Morgan Stanley estimates that an entry-level iPhone, at what Apple marketing chief Phil Schiller calls a breakthrough price of $99, could double existing sales. That is for the 8-gigabyte model, previously priced at $199.

Apple said it has sold more than 40 million of its iPhones and music-playing iPod Touches to date, up from the 37 million reported during a quarterly earnings call in April.

The new iPhone models and price cuts announced on Monday came days after Palm launched its Pre smartphone, which some analysts say is the iPhone's closest rival.

Sprint Nextel Corp, which has exclusive U.S. rights to carry the Pre, said it had record sales of the smartphone in its first weekend, and was restocking the phones as quickly as Palm could make them.

A JAZZED-UP PHONE

The $99 iPhone will cost half as much as the $199 Pre. By slashing the price of the 8-gigabyte iPhone and rolling models out this month, Apple's strategy appeared designed to take advantage of the Pre's limited availability, said CL King & Associates' Lawrence Harris.

In a note to investors on Monday, he estimated that Palm produced just 50,000 Pre phones in May.
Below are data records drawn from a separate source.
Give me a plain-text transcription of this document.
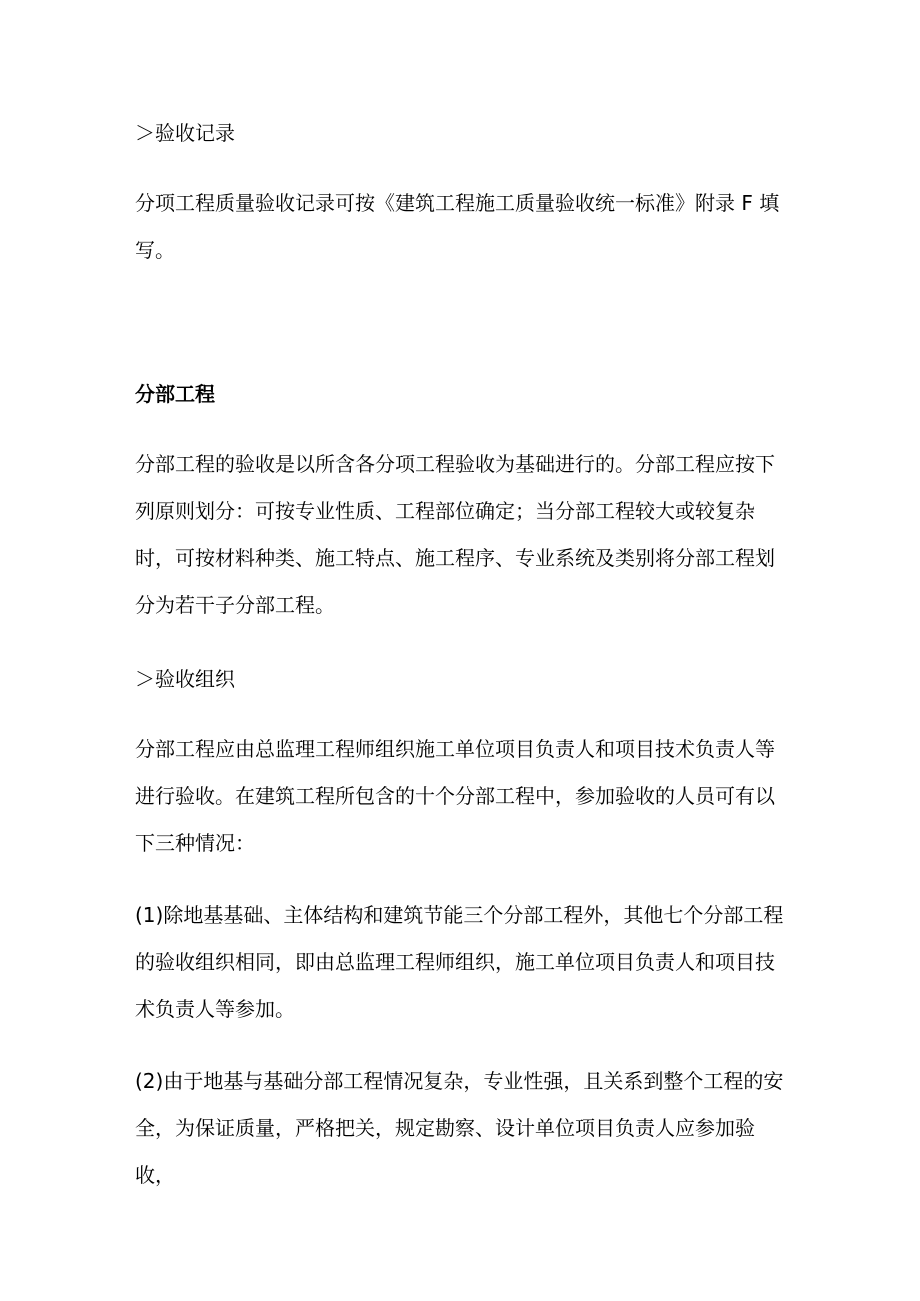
＞验收记录

分项工程质量验收记录可按《建筑工程施工质量验收统一标准》附录 F 填写。

分部工程

分部工程的验收是以所含各分项工程验收为基础进行的。分部工程应按下列原则划分：可按专业性质、工程部位确定；当分部工程较大或较复杂时，可按材料种类、施工特点、施工程序、专业系统及类别将分部工程划分为若干子分部工程。

＞验收组织

分部工程应由总监理工程师组织施工单位项目负责人和项目技术负责人等进行验收。在建筑工程所包含的十个分部工程中，参加验收的人员可有以下三种情况：

(1)除地基基础、主体结构和建筑节能三个分部工程外，其他七个分部工程的验收组织相同，即由总监理工程师组织，施工单位项目负责人和项目技术负责人等参加。

(2)由于地基与基础分部工程情况复杂，专业性强，且关系到整个工程的安全，为保证质量，严格把关，规定勘察、设计单位项目负责人应参加验收，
AT&T, the exclusive U.S. service provider for the iPhone, will sell the 16-gigabyte 3G for $149, down from $299, while supplies last.

Competition is intensifying among cellphone makers from Nokia to HTC Corp for a slice of one of the few remaining fast-growth tech markets.
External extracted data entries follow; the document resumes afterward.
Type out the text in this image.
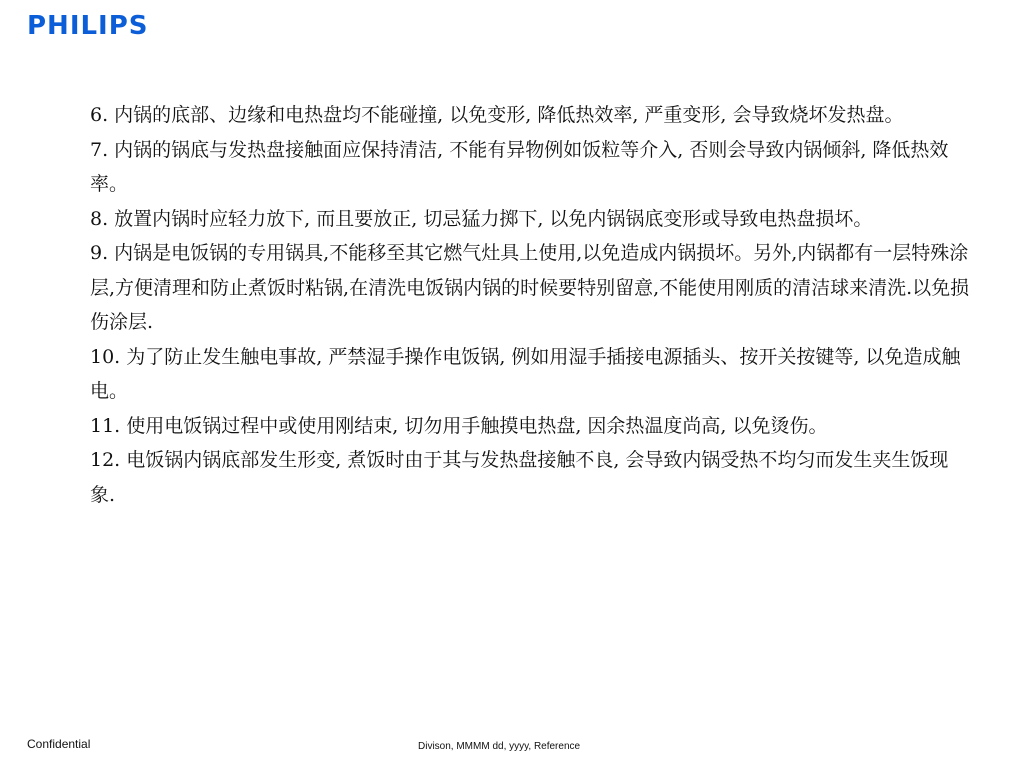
PHILIPS

6. 内锅的底部、边缘和电热盘均不能碰撞, 以免变形, 降低热效率, 严重变形, 会导致烧坏发热盘。

7. 内锅的锅底与发热盘接触面应保持清洁, 不能有异物例如饭粒等介入, 否则会导致内锅倾斜, 降低热效率。

8. 放置内锅时应轻力放下, 而且要放正, 切忌猛力掷下, 以免内锅锅底变形或导致电热盘损坏。

9. 内锅是电饭锅的专用锅具,不能移至其它燃气灶具上使用,以免造成内锅损坏。另外,内锅都有一层特殊涂层,方便清理和防止煮饭时粘锅,在清洗电饭锅内锅的时候要特别留意,不能使用刚质的清洁球来清洗.以免损伤涂层.

10. 为了防止发生触电事故, 严禁湿手操作电饭锅, 例如用湿手插接电源插头、按开关按键等, 以免造成触电。

11. 使用电饭锅过程中或使用刚结束, 切勿用手触摸电热盘, 因余热温度尚高, 以免烫伤。

12. 电饭锅内锅底部发生形变, 煮饭时由于其与发热盘接触不良, 会导致内锅受热不均匀而发生夹生饭现象.

Confidential	Divison, MMMM dd, yyyy, Reference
Globally, research house Ovum expects 171.9 million smartphones to ship this year, up 23 percent on 2008 and about 15 percent of the worldwide mobile phone market in 2009.

But the battle in that lucrative arena is eroding margins.

Apple executives did not comment on impact to profitability from the cheaper iPhone or Mac Air -- which at $1,499 is still costlier than computers from the likes of Dell Inc or Hewlett-Packard Co.

Shaw Wu, an analyst at Kaufman Brothers, said the price cuts could dampen gross margin but noted that Apple had forecast its margin would slip in the current quarter.

Lower costs for components and the extra sales Apple hopes to net should help alleviate the squeeze, he added.

WHAT, ME WORRY?

AT&T said the halving in price would not affect its profit targets, and that it was sticking to its objective for wireless margins in the low 40-percent range.

Apple's stock is historically volatile during the company's June developer conference. It dropped about 7 percent over the course of the conference in 2008 and about 4 percent in 2007.

Much of Monday's event was taken up with new features for Apple's best-selling gadget. Executives announced that new iPhones will support TomTom satellite navigation devices and support multiplayer games such as Asphalt 5.

The consumer electronics giant showed off a new 15-inch notebook with improved battery life, a $300-cheaper Mac Air -- its thinnest laptop -- and, as expected, its highly previewed Snow Leopard Mac operating system software.

The company also unveiled a new 13-inch MacBook Pro starting at $1,199, and a 15-inch laptop with longer battery life, addressing a perennial consumer concern.

Some of the hundreds of developers, analysts, reporters and industry insiders that gathered in downtown San Francisco had hoped to catch a glimpse of founder and Chief Executive Jobs.

Suspense and speculation had mounted in the months before Apple's annual Worldwide Developers' Conference, with hopes ranging from a cameo by Jobs -- out till the end of June on medical leave -- to revelations of a game-changing tablet mini-PC or cheaper iPhone.

Jobs, a pancreatic cancer survivor, has not appeared despite speculation he would, after springing his leave of absence on stunned markets in January by saying his health problems were more complex than previously thought.

Despite a slowing product line, worsening consumer spending and an uncertain succession plan, investors have quickly got comfortable with the idea of a Job-less Apple. Shares of the maker of the iPod and iPhone have surged 85 percent since shortly after the bombshell was dropped on January 14.